Walaupun berusaha untuk menjadi pemimpin yang etis mungkin tampak seperti orang yang tidak punya otak, menjadi etis memiliki kelemahan yang menarik, menurut sebuah makalah dari para peneliti di Universitas Baylor. Ketika karyawan tidak merasa didukung, bos yang etis menekankan mereka bahkan lebih daripada bos yang lebih tidak etis. Salah satu solusi, menurut penulis utama dan profesor manajemen Matthew Quade, adalah fokus pada pengurangan ambiguitas, terutama di sekitar dilema etika, karena situasi ini menguras banyak kekuatan otak karyawan.

2. Berikan Cinta Ekstra kepada para Telekomunikasi

Telecommuting terus meningkat. Pada 2016, hampir setengah - 43 persen - karyawan bekerja dari jarak jauh setidaknya beberapa waktu. Keseimbangan kehidupan kerja yang lebih baik dapat menjadikannya sebuah pertukaran yang adil bagi banyak orang. Tetapi penelitian lain dari Universitas Brigham Young telah menemukan bahwa telecommuting dapat mengakibatkan masalah kepemimpinan. Orang-orang, mungkin tidak mengejutkan, cenderung memiliki bias positif terhadap orang-orang di hadapan fisik mereka. Temuan mereka, kata para peneliti, menunjukkan bahwa telecommuting harus benar-benar semua atau tidak sama sekali, baik semua orang di kantor sebagian besar waktu, atau tidak ada seorang pun.

3. Jangan Terlalu Banyak Ikuti

Kembali ke penelitian Kim, penting untuk dicatat bahwa modifikasi perilaku yang ia coba, mendorong para pemimpin untuk menjadi pengikut pada dasarnya selama dua minggu, memiliki jendela waktu yang sempit. Itu karena penelitian lain tentang kepemimpinan menunjukkan bahwa para pemimpin juga bisa salah dengan mengikuti terlalu banyak, ketika mereka seharusnya mencari tahu bagaimana kepemimpinan mereka dapat melengkapi organisasi yang ada. Hasil takeaway ini sebenarnya mirip dengan temuan Kim - kepemimpinan membutuhkan respons terhadap situasi saat ini - tetapi menawarkan kualifikasi tentang bahaya mengikuti terlalu banyak:

Ini membutuhkan pemikiran tentang bagaimana apa yang Anda bawa ke meja berbeda dari apa yang sudah dimiliki perusahaan (budaya tempat kerja sosial, misalnya, mungkin mendapat manfaat dari gaya kepemimpinan yang lebih berorientasi proyek). Lagipula, Anda mendapat manggung.

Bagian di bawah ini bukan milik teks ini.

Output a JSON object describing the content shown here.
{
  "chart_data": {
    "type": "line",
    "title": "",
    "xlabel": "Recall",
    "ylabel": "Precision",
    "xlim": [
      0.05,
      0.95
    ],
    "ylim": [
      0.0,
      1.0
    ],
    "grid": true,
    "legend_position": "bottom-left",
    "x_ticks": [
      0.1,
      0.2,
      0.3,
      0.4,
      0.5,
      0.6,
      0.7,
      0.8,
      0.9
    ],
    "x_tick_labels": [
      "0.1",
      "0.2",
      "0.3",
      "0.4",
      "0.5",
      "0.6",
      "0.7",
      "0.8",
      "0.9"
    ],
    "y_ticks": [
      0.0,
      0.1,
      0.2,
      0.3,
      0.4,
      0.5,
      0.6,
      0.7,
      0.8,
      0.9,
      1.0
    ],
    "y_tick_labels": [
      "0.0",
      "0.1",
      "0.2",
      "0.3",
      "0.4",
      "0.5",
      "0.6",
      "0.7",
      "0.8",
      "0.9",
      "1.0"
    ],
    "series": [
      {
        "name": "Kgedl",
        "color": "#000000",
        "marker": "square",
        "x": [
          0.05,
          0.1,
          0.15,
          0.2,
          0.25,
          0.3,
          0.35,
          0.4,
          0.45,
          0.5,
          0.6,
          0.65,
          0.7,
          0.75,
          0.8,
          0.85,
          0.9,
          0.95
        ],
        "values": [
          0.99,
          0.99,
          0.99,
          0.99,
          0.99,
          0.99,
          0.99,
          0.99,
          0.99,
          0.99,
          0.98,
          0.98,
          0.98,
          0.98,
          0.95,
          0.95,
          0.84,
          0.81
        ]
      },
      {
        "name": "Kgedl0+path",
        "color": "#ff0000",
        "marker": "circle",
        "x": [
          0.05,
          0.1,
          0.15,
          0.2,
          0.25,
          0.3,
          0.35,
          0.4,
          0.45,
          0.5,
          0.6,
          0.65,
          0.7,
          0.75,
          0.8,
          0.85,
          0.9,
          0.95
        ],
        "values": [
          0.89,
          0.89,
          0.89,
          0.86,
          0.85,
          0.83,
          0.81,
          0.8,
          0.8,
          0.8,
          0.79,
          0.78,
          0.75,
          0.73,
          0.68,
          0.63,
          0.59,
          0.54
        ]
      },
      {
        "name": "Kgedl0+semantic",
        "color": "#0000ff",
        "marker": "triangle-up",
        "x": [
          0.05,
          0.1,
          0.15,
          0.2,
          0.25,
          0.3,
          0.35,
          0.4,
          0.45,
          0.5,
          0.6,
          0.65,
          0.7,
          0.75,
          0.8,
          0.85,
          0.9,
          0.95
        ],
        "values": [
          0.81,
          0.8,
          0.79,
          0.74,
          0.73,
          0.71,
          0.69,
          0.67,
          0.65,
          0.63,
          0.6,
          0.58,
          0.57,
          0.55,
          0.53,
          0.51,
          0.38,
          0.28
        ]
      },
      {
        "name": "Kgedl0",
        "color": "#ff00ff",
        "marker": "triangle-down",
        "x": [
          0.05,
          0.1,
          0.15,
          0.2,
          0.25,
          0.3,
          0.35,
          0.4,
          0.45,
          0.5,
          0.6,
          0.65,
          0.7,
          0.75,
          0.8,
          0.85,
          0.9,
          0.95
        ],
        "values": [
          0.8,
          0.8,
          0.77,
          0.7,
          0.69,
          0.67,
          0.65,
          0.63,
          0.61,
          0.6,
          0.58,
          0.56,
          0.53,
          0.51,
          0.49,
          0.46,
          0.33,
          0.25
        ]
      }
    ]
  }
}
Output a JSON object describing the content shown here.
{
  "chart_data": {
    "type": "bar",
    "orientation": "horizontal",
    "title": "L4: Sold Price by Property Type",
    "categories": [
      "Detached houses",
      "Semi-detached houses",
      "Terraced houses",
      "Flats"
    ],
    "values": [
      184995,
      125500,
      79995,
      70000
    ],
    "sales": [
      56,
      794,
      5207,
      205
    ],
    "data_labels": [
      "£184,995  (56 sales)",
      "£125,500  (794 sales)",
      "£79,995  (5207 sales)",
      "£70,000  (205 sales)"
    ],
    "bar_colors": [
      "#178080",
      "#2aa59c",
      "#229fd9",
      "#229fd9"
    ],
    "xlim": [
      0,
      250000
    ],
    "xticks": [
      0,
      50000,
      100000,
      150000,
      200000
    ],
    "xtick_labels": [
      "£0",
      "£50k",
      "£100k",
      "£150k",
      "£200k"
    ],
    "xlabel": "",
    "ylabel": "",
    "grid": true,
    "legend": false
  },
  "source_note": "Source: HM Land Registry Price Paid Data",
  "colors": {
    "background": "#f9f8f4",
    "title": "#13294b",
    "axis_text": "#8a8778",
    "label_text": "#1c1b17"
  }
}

Ini merupakan adaptasi dari Strategi, ikhtisar mingguan dari saran keuangan, karier, dan gaya hidup paling relevan yang Anda perlukan untuk menjalani kehidupan terbaik Anda. Saya James Dennin, editor inovasi di Terbalik. Jika Anda punya uang atau pertanyaan karier yang ingin Anda lihat dijawab di sini, kirim email kepada saya di [email protected] - dan sampaikan Strategi dengan tautan ini!